We think about content as a critical, critical aspect as gamers play games. The community around these games, allowing people to be connected to their players and their friends and their content across all the devices is why we invest in Xbox Live and Mixer, our video streaming platform, and then cloud. So, we think about it as three Cs, content, community and cloud. Cloud is the way we can deliver community and content to a player on any device. Yes, I’d say I’d hesitate to look for a game studio that’s only capable of building on one device because gamers play games on all devices, and I think you’re missing out on an opportunity if you’re not thinking about games that can work everywhere players show up.

He’s obviously referring first and foremost to Project xCloud, which Microsoft believes will help increase the TAM (total addressable market) from hundreds of millions to billions as all games become available on any device. This will begin with Android devices, he clarified, before highlighting the inherent synergy with Xbox Game Pass.

We focus first on Android phones, because there are 1 billion Android phones on the planet and it’s a place with the content that we’ve natively built up over the past decades on our platform, has it been able to reach. But, we look at cloud streaming as a way over the years where we’re able to bring content to customers on any device that they have, regardless of the local compute capabilities. Again, building the experience around the customer, giving the customer choice on where they want to play. And obviously, when you look at that, we have multiple business models that will work with streaming. But, the connection of streaming with the subscription model makes a ton of sense. You see it in music, you see it in video. So, you can look at Project xCloud and you can look at something like Game Pass, and you can see there is a natural synergy between those two.

Xbox Game Pass itself was described by Spencer as a sort of flywheel to attract customers. This, in turn, explains the increased investments Microsoft has been making in the form of the seven game studios acquired this year (Undead Labs, Playground Games, Ninja Theory, Compulsion Games, inXile Entertainment, Obsidian Entertainment, and The Initiative).

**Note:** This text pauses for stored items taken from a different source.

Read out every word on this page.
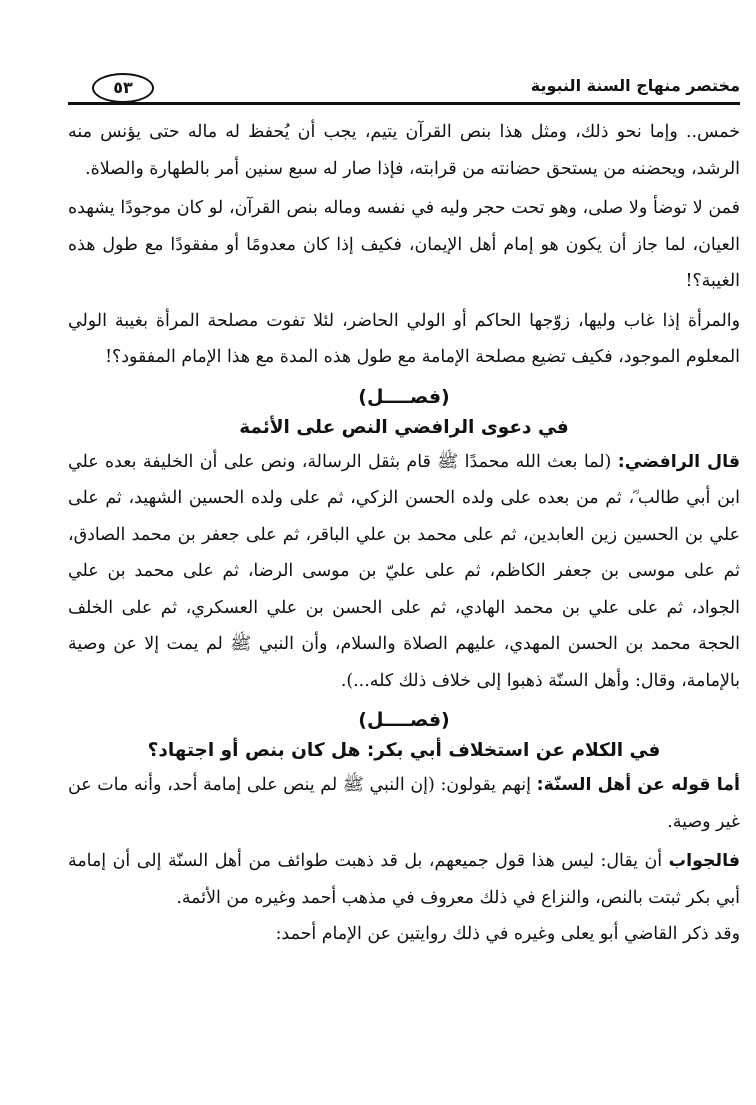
٥٣	مختصر منهاج السنة النبوية

خمس.. وإما نحو ذلك، ومثل هذا بنص القرآن يتيم، يجب أن يُحفظ له ماله حتى يؤنس منه الرشد، ويحضنه من يستحق حضانته من قرابته، فإذا صار له سبع سنين أمر بالطهارة والصلاة.

فمن لا توضأ ولا صلى، وهو تحت حجر وليه في نفسه وماله بنص القرآن، لو كان موجودًا يشهده العيان، لما جاز أن يكون هو إمام أهل الإيمان، فكيف إذا كان معدومًا أو مفقودًا مع طول هذه الغيبة؟!

والمرأة إذا غاب وليها، زوّجها الحاكم أو الولي الحاضر، لئلا تفوت مصلحة المرأة بغيبة الولي المعلوم الموجود، فكيف تضيع مصلحة الإمامة مع طول هذه المدة مع هذا الإمام المفقود؟!

(فصــــل)
في دعوى الرافضي النص على الأئمة

قال الرافضي: (لما بعث الله محمدًا ﷺ قام بثقل الرسالة، ونص على أن الخليفة بعده علي ابن أبي طالب ؓ، ثم من بعده على ولده الحسن الزكي، ثم على ولده الحسين الشهيد، ثم على علي بن الحسين زين العابدين، ثم على محمد بن علي الباقر، ثم على جعفر بن محمد الصادق، ثم على موسى بن جعفر الكاظم، ثم على عليّ بن موسى الرضا، ثم على محمد بن علي الجواد، ثم على علي بن محمد الهادي، ثم على الحسن بن علي العسكري، ثم على الخلف الحجة محمد بن الحسن المهدي، عليهم الصلاة والسلام، وأن النبي ﷺ لم يمت إلا عن وصية بالإمامة، وقال: وأهل السنّة ذهبوا إلى خلاف ذلك كله...).

(فصــــل)
في الكلام عن استخلاف أبي بكر: هل كان بنص أو اجتهاد؟

أما قوله عن أهل السنّة: إنهم يقولون: (إن النبي ﷺ لم ينص على إمامة أحد، وأنه مات عن غير وصية.

فالجواب أن يقال: ليس هذا قول جميعهم، بل قد ذهبت طوائف من أهل السنّة إلى أن إمامة أبي بكر ثبتت بالنص، والنزاع في ذلك معروف في مذهب أحمد وغيره من الأئمة.

وقد ذكر القاضي أبو يعلى وغيره في ذلك روايتين عن الإمام أحمد:
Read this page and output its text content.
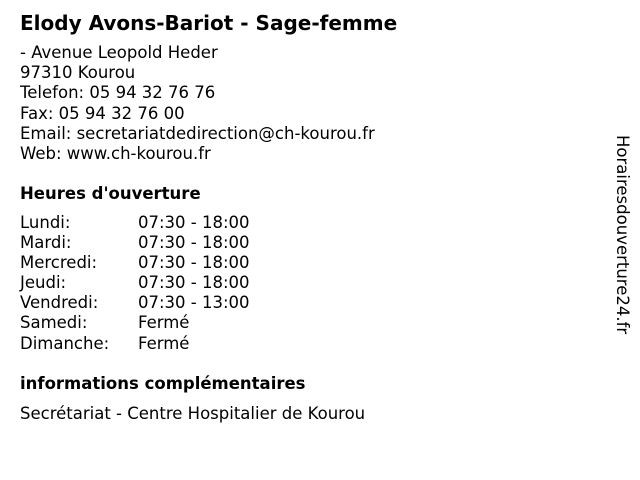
Elody Avons-Bariot - Sage-femme
- Avenue Leopold Heder
97310 Kourou
Telefon: 05 94 32 76 76
Fax: 05 94 32 76 00
Email: secretariatdedirection@ch-kourou.fr
Web: www.ch-kourou.fr
Heures d'ouverture
Lundi:	07:30 - 18:00
Mardi:	07:30 - 18:00
Mercredi: 07:30 - 18:00
Jeudi:	07:30 - 18:00
Vendredi: 07:30 - 13:00
Samedi:	Fermé
Dimanche: Fermé
informations complémentaires
Secrétariat - Centre Hospitalier de Kourou
Horairesdouverture24.fr
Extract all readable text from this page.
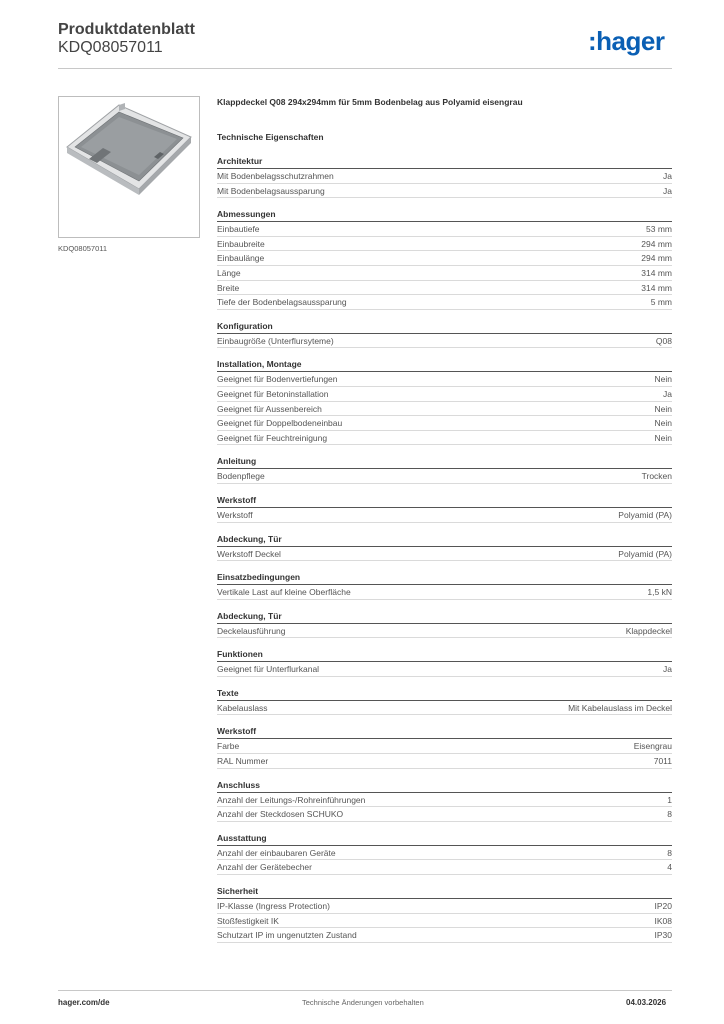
Produktdatenblatt
KDQ08057011	:hager
KDQ08057011
Klappdeckel Q08 294x294mm für 5mm Bodenbelag aus Polyamid eisengrau
Technische Eigenschaften
Architektur
Mit Bodenbelagsschutzrahmen	Ja
Mit Bodenbelagsaussparung	Ja
Abmessungen
Einbautiefe	53 mm
Einbaubreite	294 mm
Einbaulänge	294 mm
Länge	314 mm
Breite	314 mm
Tiefe der Bodenbelagsaussparung	5 mm
Konfiguration
Einbaugröße (Unterflursyteme)	Q08
Installation, Montage
Geeignet für Bodenvertiefungen	Nein
Geeignet für Betoninstallation	Ja
Geeignet für Aussenbereich	Nein
Geeignet für Doppelbodeneinbau	Nein
Geeignet für Feuchtreinigung	Nein
Anleitung
Bodenpflege	Trocken
Werkstoff
Werkstoff	Polyamid (PA)
Abdeckung, Tür
Werkstoff Deckel	Polyamid (PA)
Einsatzbedingungen
Vertikale Last auf kleine Oberfläche	1,5 kN
Abdeckung, Tür
Deckelausführung	Klappdeckel
Funktionen
Geeignet für Unterflurkanal	Ja
Texte
Kabelauslass	Mit Kabelauslass im Deckel
Werkstoff
Farbe	Eisengrau
RAL Nummer	7011
Anschluss
Anzahl der Leitungs-/Rohreinführungen	1
Anzahl der Steckdosen SCHUKO	8
Ausstattung
Anzahl der einbaubaren Geräte	8
Anzahl der Gerätebecher	4
Sicherheit
IP-Klasse (Ingress Protection)	IP20
Stoßfestigkeit IK	IK08
Schutzart IP im ungenutzten Zustand	IP30
hager.com/de	Technische Änderungen vorbehalten	04.03.2026
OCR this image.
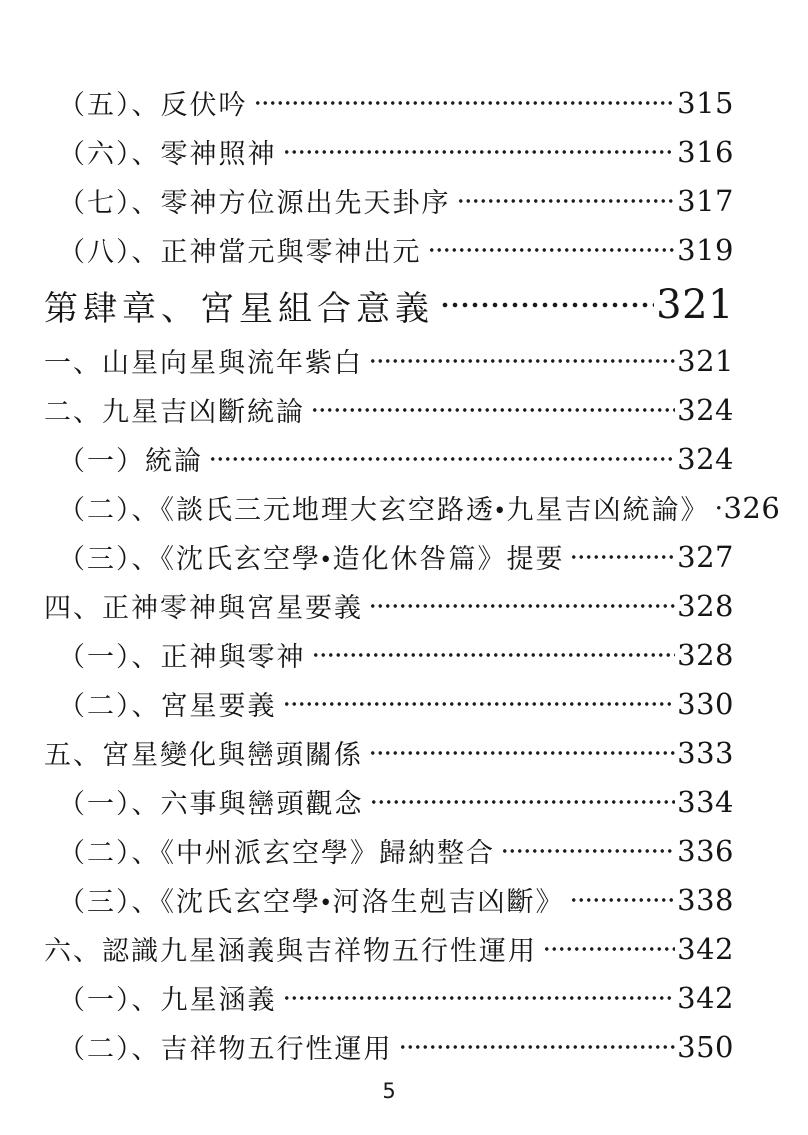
（五）、反伏吟	315
（六）、零神照神	316
（七）、零神方位源出先天卦序	317
（八）、正神當元與零神出元	319
第肆章、宮星組合意義	321
一、山星向星與流年紫白	321
二、九星吉凶斷統論	324
（一）統論	324
（二）、《談氏三元地理大玄空路透•九星吉凶統論》 326
（三）、《沈氏玄空學•造化休咎篇》提要	327
四、正神零神與宮星要義	328
（一）、正神與零神	328
（二）、宮星要義	330
五、宮星變化與巒頭關係	333
（一）、六事與巒頭觀念	334
（二）、《中州派玄空學》歸納整合	336
（三）、《沈氏玄空學•河洛生剋吉凶斷》	338
六、認識九星涵義與吉祥物五行性運用	342
（一）、九星涵義	342
（二）、吉祥物五行性運用	350
5
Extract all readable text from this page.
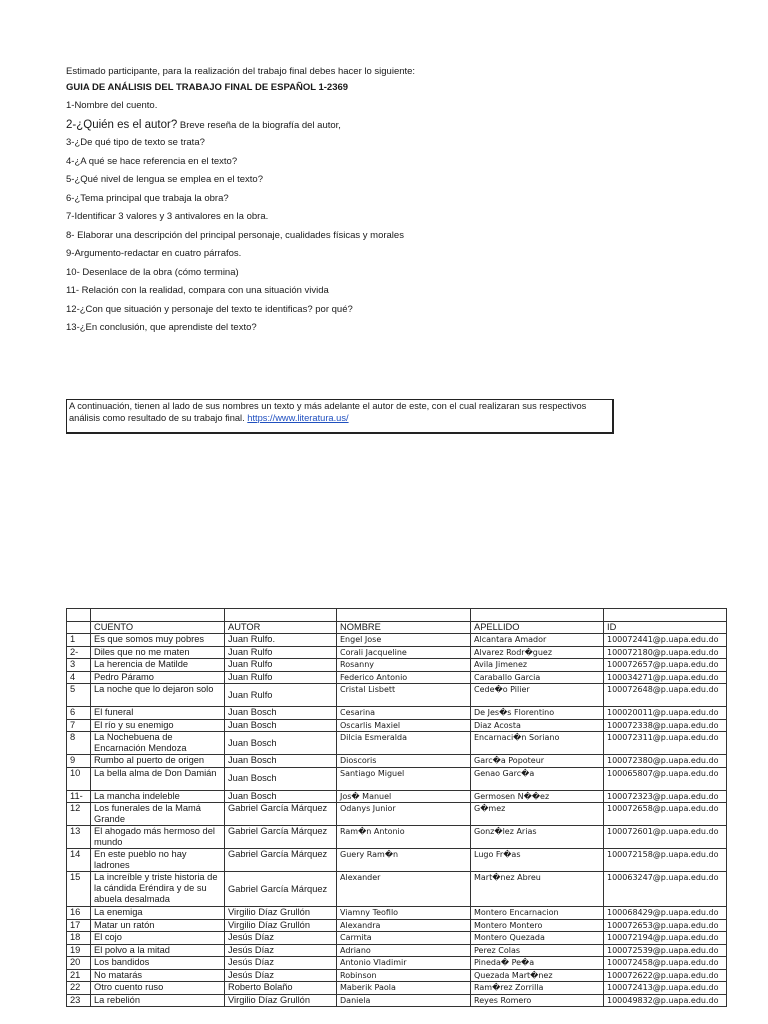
Estimado participante, para la realización del trabajo final debes hacer lo siguiente:

GUIA DE ANÁLISIS DEL TRABAJO FINAL DE ESPAÑOL 1-2369

1-Nombre del cuento.

2-¿Quién es el autor? Breve reseña de la biografía del autor,

3-¿De qué tipo de texto se trata?

4-¿A qué se hace referencia en el texto?

5-¿Qué nivel de lengua se emplea en el texto?

6-¿Tema principal que trabaja la obra?

7-Identificar 3 valores y 3 antivalores en la obra.

8- Elaborar una descripción del principal personaje, cualidades físicas y morales

9-Argumento-redactar en cuatro párrafos.

10- Desenlace de la obra (cómo termina)

11- Relación con la realidad, compara con una situación vivida

12-¿Con que situación y personaje del texto te identificas? por qué?

13-¿En conclusión, que aprendiste del texto?

A continuación, tienen al lado de sus nombres un texto y más adelante el autor de este, con el cual realizaran sus respectivos análisis como resultado de su trabajo final. https://www.literatura.us/

	CUENTO	AUTOR	NOMBRE	APELLIDO	ID
1	Es que somos muy pobres	Juan Rulfo.	Engel Jose	Alcantara Amador	100072441@p.uapa.edu.do
2-	Diles que no me maten	Juan Rulfo	Corali Jacqueline	Alvarez Rodr�guez	100072180@p.uapa.edu.do
3	La herencia de Matilde	Juan Rulfo	Rosanny	Avila Jimenez	100072657@p.uapa.edu.do
4	Pedro Páramo	Juan Rulfo	Federico Antonio	Caraballo Garcia	100034271@p.uapa.edu.do
5	La noche que lo dejaron solo	Juan Rulfo	Cristal Lisbett	Cede�o Pilier	100072648@p.uapa.edu.do
6	El funeral	Juan Bosch	Cesarina	De Jes�s Florentino	100020011@p.uapa.edu.do
7	El río y su enemigo	Juan Bosch	Oscarlis Maxiel	Diaz Acosta	100072338@p.uapa.edu.do
8	La Nochebuena de Encarnación Mendoza	Juan Bosch	Dilcia Esmeralda	Encarnaci�n Soriano	100072311@p.uapa.edu.do
9	Rumbo al puerto de origen	Juan Bosch	Dioscoris	Garc�a Popoteur	100072380@p.uapa.edu.do
10	La bella alma de Don Damián	Juan Bosch	Santiago Miguel	Genao Garc�a	100065807@p.uapa.edu.do
11-	La mancha indeleble	Juan Bosch	Jos� Manuel	Germosen N��ez	100072323@p.uapa.edu.do
12	Los funerales de la Mamá Grande	Gabriel García Márquez	Odanys Junior	G�mez	100072658@p.uapa.edu.do
13	El ahogado más hermoso del mundo	Gabriel García Márquez	Ram�n Antonio	Gonz�lez Arias	100072601@p.uapa.edu.do
14	En este pueblo no hay ladrones	Gabriel García Márquez	Guery Ram�n	Lugo Fr�as	100072158@p.uapa.edu.do
15	La increíble y triste historia de la cándida Eréndira y de su abuela desalmada	Gabriel García Márquez	Alexander	Mart�nez Abreu	100063247@p.uapa.edu.do
16	La enemiga	Virgilio Díaz Grullón	Viamny Teofilo	Montero Encarnacion	100068429@p.uapa.edu.do
17	Matar un ratón	Virgilio Díaz Grullón	Alexandra	Montero Montero	100072653@p.uapa.edu.do
18	El cojo	Jesús Díaz	Carmita	Montero Quezada	100072194@p.uapa.edu.do
19	El polvo a la mitad	Jesús Díaz	Adriano	Perez Colas	100072539@p.uapa.edu.do
20	Los bandidos	Jesús Díaz	Antonio Vladimir	Pineda� Pe�a	100072458@p.uapa.edu.do
21	No matarás	Jesús Díaz	Robinson	Quezada Mart�nez	100072622@p.uapa.edu.do
22	Otro cuento ruso	Roberto Bolaño	Maberik Paola	Ram�rez Zorrilla	100072413@p.uapa.edu.do
23	La rebelión	Virgilio Díaz Grullón	Daniela	Reyes Romero	100049832@p.uapa.edu.do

[…] we’ve built Game Pass and it started on the  Xbox One console. It will come to PC and eventually it will come to every device. We use the flywheel that we have with customers on an Xbox to start the growth in Game Pass. But if somebody is sitting back and taking a longer term view of where our business is going, you should look at that as a business model that we think scales to billions of people, not hundreds of millions of people like retail does. So, for us, growing Game Pass early, we’re seeing the success in Game Pass today. It’s been critically important where the content investment, first party studious investments we’re making now are all about accelerating the flywheel of customers coming in and we’re seeing that work.

Microsoft’s strategy as outlined by Phil Spencer is crystal clear. It may take some time for it to gain serious traction as the new game developers will require some years to create the content they’ve been purchased for and the cloud itself isn’t quite ready yet (public trials for Project xCloud are beginning next year), but it could all come to fruition in a very smart way.